Saturday 13 February 2021

The World's Most Horrifying Advertising Animals #33: Rooster From The Other Side (GMTV)

Flashback to 1st January 1993. As the UK entered this brave new year, viewers accustomed to getting their wake-up entertainment fix from ITV (or Channel 3, as it is legally known) were having to endure the seismic shake-up that was taking place with the channel's programming. TV-am, the production company responsible for the past decade's worth of breakfast television (their greatest contribution to popular culture was the puppet creation Roland Rat), was being ditched in favour of a newly-appointed licensee, GMTV (Good Morning Television), and there was little rejoicing about this fact. My understanding is that the circumstances under which the power had shifted - new legislation in the early 1990s meant that commercial television licences were allocated not on the basis of quality, but on whoever placed the highest bid - left a bad taste in people's mouths, while GMTV's desire to adopt a more family-friendly, less news-driven approach was widely criticised as the dumbing down of the channel's morning programming.

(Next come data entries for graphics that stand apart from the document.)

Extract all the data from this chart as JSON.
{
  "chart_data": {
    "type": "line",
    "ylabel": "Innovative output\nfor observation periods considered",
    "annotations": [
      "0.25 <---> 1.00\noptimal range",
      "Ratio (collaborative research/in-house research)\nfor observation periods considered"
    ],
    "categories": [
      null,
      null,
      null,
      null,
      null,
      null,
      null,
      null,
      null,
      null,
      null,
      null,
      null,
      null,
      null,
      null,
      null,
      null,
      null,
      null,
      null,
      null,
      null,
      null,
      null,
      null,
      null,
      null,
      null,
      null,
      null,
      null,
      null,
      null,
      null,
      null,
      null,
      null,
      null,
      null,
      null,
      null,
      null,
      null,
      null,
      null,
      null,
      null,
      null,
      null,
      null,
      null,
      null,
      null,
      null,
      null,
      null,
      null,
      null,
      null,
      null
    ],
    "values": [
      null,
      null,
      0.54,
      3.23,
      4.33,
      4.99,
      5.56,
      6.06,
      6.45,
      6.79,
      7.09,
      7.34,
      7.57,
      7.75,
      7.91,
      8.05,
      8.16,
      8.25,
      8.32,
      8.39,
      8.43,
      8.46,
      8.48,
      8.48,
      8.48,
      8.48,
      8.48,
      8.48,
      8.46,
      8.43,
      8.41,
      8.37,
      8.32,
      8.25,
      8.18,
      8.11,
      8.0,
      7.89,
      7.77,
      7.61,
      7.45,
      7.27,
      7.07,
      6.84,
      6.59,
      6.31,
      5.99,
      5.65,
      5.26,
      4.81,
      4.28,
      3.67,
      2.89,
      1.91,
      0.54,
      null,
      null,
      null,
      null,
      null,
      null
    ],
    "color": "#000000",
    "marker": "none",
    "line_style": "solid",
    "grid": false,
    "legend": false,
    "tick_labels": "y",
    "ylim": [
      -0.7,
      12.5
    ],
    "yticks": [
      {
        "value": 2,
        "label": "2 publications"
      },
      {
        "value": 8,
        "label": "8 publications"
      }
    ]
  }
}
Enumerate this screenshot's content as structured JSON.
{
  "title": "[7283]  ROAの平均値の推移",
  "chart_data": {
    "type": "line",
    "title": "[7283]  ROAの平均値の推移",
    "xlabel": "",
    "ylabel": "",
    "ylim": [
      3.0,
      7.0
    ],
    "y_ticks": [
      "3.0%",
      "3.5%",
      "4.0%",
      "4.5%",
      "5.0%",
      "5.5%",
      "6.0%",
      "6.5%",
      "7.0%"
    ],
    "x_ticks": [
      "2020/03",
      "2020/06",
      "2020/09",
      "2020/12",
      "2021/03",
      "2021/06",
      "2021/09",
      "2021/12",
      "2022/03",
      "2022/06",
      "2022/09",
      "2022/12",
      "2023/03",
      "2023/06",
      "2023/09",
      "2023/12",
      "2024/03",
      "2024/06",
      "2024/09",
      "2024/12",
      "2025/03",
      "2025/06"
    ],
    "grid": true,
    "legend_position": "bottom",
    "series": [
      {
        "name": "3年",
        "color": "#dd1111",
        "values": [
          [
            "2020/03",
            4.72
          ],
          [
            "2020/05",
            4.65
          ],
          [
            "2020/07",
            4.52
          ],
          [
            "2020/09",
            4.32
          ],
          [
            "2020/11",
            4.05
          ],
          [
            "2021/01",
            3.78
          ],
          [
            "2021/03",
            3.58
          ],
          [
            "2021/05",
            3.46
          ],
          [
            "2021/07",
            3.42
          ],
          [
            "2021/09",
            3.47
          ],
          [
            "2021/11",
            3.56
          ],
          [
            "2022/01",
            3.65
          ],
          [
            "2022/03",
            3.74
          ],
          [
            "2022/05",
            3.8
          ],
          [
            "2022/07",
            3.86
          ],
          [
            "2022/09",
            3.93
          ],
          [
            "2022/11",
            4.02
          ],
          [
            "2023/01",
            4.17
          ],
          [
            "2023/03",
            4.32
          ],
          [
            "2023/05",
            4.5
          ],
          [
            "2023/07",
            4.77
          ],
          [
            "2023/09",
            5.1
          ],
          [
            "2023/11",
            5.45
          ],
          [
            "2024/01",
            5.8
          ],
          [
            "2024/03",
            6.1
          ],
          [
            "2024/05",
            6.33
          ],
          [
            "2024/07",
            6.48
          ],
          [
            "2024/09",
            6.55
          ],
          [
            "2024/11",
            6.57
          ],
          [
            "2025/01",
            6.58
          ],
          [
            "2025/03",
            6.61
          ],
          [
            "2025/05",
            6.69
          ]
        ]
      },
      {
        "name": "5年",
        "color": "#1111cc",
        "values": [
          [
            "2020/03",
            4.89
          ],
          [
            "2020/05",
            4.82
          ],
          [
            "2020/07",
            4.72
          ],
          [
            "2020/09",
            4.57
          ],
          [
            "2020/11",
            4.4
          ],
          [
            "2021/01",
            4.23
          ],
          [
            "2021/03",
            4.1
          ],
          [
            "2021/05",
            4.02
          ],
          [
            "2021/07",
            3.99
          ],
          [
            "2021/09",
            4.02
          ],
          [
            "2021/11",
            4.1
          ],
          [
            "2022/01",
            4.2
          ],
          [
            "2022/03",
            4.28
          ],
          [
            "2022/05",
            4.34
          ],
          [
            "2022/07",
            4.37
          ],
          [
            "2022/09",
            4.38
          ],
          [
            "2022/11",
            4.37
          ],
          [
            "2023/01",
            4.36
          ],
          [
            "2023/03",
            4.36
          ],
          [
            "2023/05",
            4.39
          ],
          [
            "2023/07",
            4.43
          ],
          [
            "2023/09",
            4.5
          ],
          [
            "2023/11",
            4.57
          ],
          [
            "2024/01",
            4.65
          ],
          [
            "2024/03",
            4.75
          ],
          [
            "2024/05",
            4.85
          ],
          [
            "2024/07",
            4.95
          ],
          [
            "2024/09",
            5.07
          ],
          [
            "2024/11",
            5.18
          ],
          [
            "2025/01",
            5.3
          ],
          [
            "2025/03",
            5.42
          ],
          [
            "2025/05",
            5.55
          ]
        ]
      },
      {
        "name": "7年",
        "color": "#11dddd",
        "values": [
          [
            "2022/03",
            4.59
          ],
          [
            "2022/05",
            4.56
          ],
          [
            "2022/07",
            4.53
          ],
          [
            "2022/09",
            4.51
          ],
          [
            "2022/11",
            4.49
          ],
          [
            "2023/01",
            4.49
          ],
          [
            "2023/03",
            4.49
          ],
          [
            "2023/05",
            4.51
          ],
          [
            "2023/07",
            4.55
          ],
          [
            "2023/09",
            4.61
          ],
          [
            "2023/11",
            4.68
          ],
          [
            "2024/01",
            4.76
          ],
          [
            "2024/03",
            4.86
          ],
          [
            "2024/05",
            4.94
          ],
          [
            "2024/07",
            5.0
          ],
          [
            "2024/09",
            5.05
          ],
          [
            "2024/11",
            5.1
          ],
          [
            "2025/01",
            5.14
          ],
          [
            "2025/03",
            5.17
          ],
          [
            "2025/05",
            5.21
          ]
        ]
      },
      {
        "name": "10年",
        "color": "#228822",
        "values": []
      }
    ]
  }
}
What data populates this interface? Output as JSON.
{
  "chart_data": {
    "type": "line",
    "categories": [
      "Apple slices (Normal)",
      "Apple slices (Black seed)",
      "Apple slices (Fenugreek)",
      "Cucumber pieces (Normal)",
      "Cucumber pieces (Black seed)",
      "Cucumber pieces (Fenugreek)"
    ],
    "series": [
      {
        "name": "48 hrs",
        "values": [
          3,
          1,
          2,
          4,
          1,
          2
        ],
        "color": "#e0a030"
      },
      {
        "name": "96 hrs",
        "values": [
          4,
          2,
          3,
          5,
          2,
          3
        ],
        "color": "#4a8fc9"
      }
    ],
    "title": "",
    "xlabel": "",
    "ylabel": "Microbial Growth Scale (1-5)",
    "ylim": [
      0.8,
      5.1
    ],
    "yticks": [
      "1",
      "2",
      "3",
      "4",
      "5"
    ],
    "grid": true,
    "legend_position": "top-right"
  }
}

Personally, I was seven years old at the time, and while I was aware of the air of negativity surrounding this upcoming change, so long as there were a few decent cartoons in the mix I was likely to be satisfied. I gave GMTV a shot, though I think my household switched over very quickly to Channel 4 and The Big Breakfast and nowadays I can't remember a danged thing I saw from the program. Well, one solitary memory does remain - I may have forgotten GMTV as a whole, but I've always remembered the promotional spot they used to trumpet themselves around the time of their launch.

The controversial new format was heralded by the image of a decrepit stop motion rooster staggering out to face the world to an extremely distorted version of "Good Morning", a song from the 1939 picture Babes In Arms. This, the ad insinuates, is the rooster who rings in your morning (or, more accurately, doesn't) when you get out of bed on the wrong side. The premise behind this ad is that there are two possible realities awaiting the early riser every morning, with the preferable option, or "bright side" being represented by a second, greatly more animated rooster who pops up in the final ten seconds and takes us into a world of dizzying colour. There's not so much of interest going on here, but for the possibility that the GMTV titles might just have squished the rooster as they closed in on him (we see his feathers flying at the end). The reason the ad stuck with me as it did, I suspect, has more to do with the twenty seconds we spend lingering in that twisted parallel universe, entrenched in the horrors of a morning that flat-out refuses to get going. The footage of the rooster is interspersed with scenes depicting two human denizens of morning on the wrong side, and their torturously barren breakfast routine, which largely involves grappling with obstinate household appliances. Ostensibly the duller of the two realities, there is a certain demented personality to how things operate around here, manifested in the rubbery, flexible nature of said appliances - a toaster expands and contracts while not making that bread any browner, and a pipe bulges as the water flow (a single drop, as it turns out) struggles to make its way up to the shower head (although what's weirder still is why on earth the man standing below would be dressed in his pyjamas; I get that nudity might have been too risqué for GMTV's target audience, but was he really planning on getting his clothes soaked too? Unless the implication is that this skimpy shower is such an ingrained feature of the man's regular morning routine that he barely bothers undressing for it). The prosaic backdrops have a neatly claustrophobic feel, particularly the overhead shot of our would-be showerer, reinforcing their feverish discomfort.

The intent, naturally, is to convey something of the stifling monotony of routine, but the ad's merits lie in how convincingly it creates a state of being that exists halfway between tedium and delirium. The world here is unable to wake up and progress beyond its half-asleep stupor, an existential despair encapsulated in the image of that lethargic rooster hobbling along his wooden walkway without ever mustering the verve to crow, usher in the new day and embrace the possibilities it brings. That is the nightmarish beauty of this promo - how it captures a sense of time grinding to a moribund crawl. The slowed-down audio seems grotesque in how taunting it is - we hear the (just comprehensible) words "Good morning" babbled over and over, a supposed celebration of renewal and the promise of what lies ahead (or alternatively, an unwelcome reminder that we have to get up and do the same thing all over again). The truly warped thing about this reality, though, is that it has nowhere to go. The rooster reaches the end of his walkway and topples into oblivion, much as the shower never materialises and the toaster conks out, leaving the bread perpetually bread. This is a world with no potential; the diurnal cycle has short circuited and the apocalypse happened before we even got to breakfast.

At the end of the ad, we flip over abruptly to the bright side, where our alternate rooster loudly announces not merely the dawning of a new day, but the arrival of GMTV, who supposedly rule the roost over here (and exercise this by snapping their titles on him). The rooster, though, is all we actually see of this frenetic parallel reality - a possible alternate existence for our human chums is not represented in any capacity. Alas, we can only leave them stranded in their black and white inertia. But then I suspect it wouldn't take terribly long for that hyperactive rooster from the favourable side to start messing with your nerves either.